For me it makes more sense to readily automate the syncing of desired shows from the TV recorder box to the laptop before you leave the house, so you have plenty to watch on the plane or in the hotel. In higher quality with no bandwidth used. Then bandwidth would only be needed for those few shows you must watch right away, which are largely sports, The Daily Show and a few addictions. Those who get a PVR know you soon start caring less and less about when shows are on, and how quickly you watch them after airing. There are a few "must chat around the watercooler" shows but they are the exceptions.

So I can't help feeling you have to be pretty TV addicted to need the SlingBox. Hotels seem like a good place to catch up on work, or delayed TV and DVDs, not so much live TV. While the SlingBox can be connected to a DVD player it would have to be a jukebox to be useful, and DVDs are so portable it seems a waste to watch them in low-res rather than take them.

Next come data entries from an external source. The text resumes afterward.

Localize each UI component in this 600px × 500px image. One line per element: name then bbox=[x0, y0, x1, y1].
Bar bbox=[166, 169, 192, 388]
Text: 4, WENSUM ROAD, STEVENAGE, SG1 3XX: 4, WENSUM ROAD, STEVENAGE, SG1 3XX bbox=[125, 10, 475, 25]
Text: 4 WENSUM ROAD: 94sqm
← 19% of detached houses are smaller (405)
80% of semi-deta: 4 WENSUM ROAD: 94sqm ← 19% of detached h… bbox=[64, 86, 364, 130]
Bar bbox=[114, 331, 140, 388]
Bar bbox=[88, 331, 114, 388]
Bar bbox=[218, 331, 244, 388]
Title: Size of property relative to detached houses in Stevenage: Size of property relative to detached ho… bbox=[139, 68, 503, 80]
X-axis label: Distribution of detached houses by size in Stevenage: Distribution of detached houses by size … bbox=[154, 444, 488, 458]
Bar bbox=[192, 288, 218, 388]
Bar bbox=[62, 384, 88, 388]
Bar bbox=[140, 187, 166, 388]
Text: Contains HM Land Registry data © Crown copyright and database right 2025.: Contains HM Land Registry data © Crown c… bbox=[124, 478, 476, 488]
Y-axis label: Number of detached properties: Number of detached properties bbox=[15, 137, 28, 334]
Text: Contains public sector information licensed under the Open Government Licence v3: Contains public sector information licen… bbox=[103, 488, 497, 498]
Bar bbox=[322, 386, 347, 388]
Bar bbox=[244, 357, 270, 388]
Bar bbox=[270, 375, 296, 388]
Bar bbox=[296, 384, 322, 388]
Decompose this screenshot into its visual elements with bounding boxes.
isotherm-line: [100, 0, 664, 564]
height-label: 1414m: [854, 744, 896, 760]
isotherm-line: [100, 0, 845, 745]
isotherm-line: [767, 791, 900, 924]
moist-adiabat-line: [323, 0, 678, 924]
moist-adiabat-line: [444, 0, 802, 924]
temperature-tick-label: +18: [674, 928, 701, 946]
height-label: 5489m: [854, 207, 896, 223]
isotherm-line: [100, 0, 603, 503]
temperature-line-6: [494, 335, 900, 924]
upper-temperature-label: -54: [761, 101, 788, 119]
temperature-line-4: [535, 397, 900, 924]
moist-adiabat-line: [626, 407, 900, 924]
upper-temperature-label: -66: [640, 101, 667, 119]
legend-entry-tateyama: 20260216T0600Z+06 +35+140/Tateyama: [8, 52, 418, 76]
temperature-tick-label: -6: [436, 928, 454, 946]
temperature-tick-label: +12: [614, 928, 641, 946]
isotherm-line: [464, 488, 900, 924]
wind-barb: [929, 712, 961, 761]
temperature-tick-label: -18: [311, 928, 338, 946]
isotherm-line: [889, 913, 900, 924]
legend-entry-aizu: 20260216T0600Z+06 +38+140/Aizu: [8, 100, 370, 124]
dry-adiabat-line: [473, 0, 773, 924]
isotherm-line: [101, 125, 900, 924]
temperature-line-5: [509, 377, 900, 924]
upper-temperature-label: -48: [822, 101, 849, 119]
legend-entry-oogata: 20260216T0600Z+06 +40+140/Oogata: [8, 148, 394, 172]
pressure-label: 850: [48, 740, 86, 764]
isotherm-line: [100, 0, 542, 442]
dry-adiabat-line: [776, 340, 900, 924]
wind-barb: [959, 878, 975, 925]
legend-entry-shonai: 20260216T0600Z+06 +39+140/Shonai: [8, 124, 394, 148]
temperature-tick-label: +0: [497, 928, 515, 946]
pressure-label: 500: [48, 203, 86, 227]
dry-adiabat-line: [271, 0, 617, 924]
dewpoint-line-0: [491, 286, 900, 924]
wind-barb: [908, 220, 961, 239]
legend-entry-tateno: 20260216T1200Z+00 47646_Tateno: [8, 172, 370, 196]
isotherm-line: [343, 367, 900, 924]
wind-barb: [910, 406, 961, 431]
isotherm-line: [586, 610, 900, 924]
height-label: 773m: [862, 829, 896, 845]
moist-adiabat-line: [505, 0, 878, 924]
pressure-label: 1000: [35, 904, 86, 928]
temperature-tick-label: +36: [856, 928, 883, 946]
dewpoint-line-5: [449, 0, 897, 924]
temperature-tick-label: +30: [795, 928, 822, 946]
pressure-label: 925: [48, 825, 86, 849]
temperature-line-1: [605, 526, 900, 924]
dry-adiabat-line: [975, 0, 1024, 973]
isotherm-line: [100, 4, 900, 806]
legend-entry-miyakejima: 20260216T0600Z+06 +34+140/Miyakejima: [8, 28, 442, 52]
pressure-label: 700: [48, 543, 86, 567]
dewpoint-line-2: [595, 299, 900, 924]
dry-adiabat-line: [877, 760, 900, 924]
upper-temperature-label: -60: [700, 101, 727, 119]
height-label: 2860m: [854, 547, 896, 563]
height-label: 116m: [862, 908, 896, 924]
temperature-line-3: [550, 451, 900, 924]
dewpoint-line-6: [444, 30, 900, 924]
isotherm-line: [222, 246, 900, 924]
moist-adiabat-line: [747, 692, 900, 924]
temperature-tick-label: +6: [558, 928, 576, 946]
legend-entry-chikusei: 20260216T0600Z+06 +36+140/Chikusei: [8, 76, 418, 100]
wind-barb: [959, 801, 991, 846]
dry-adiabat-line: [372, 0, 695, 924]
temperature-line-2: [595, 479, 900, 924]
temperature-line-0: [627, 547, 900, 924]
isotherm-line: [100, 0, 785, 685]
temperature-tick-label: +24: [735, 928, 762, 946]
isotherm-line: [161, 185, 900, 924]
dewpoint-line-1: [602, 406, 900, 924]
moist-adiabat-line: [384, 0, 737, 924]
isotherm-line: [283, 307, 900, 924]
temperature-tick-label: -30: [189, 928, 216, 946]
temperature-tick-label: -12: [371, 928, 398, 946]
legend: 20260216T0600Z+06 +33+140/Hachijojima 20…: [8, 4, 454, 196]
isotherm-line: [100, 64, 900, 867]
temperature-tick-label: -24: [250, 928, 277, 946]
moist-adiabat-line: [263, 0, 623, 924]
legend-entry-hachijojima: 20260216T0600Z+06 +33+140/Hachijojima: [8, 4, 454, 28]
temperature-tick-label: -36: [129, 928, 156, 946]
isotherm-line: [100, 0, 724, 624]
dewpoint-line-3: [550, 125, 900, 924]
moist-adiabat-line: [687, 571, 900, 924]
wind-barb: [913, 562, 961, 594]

Though I certainly agree with the general principle that we shouldn't have to take our physical media with us, that we should just have a nice fat network pipe to get everything from home when we want it. We're just not there yet with the pipes for doing it live, which is more IPTV than TVoIP, as I noted in an earlier post. Especially when it comes to HDTV. My TV is HD, and my connection from my MythTV box to TV is VGA, so the SlingBox doesn't even work with it, I have no NTSC video output running.

(To top it off, the Slingbox would not even work on my laptop, some sort of codec problem in Windows Media Player 9, which it insists on using. I tried it from a local PC.)

I may discover of course, when next trapped in a hotel, that I didn't bring along media to watch and so want it. It does do a decent job for what it is. It just shouldn't have to exist in the first place.

One idea for the SlingBox, to help users of open PVRs or other video playing computers would be a mode where larger mpeg2 (or even mp4) video comes in on the ethernet, is hardware transcoded, and goes back out as a smaller stream suitable for remote playing.

Comments

Appreciate you sharing your ideas on your blog Brad. We're releasing a placeshifting solution similar to what you describe for Linux and Windows next month. Be glad to send you a beta invite Brad. There are some advantages to integrating PVR with placeshifting.

Though I am not likely to shift to a windows box for my TV watching so I won't be beta testing Sage. The point however is that with a PC platform based PVR, "space shifting" is a trivial feature -- it's called "file copy." (Not that Myth, which its default cryptic filenames, puts a good UI on that, but that doesn't alter the point.)

So it's good to put a better UI on it. The only complex part is doing a live transcoder for limited bandwidth remote viewing if you want that.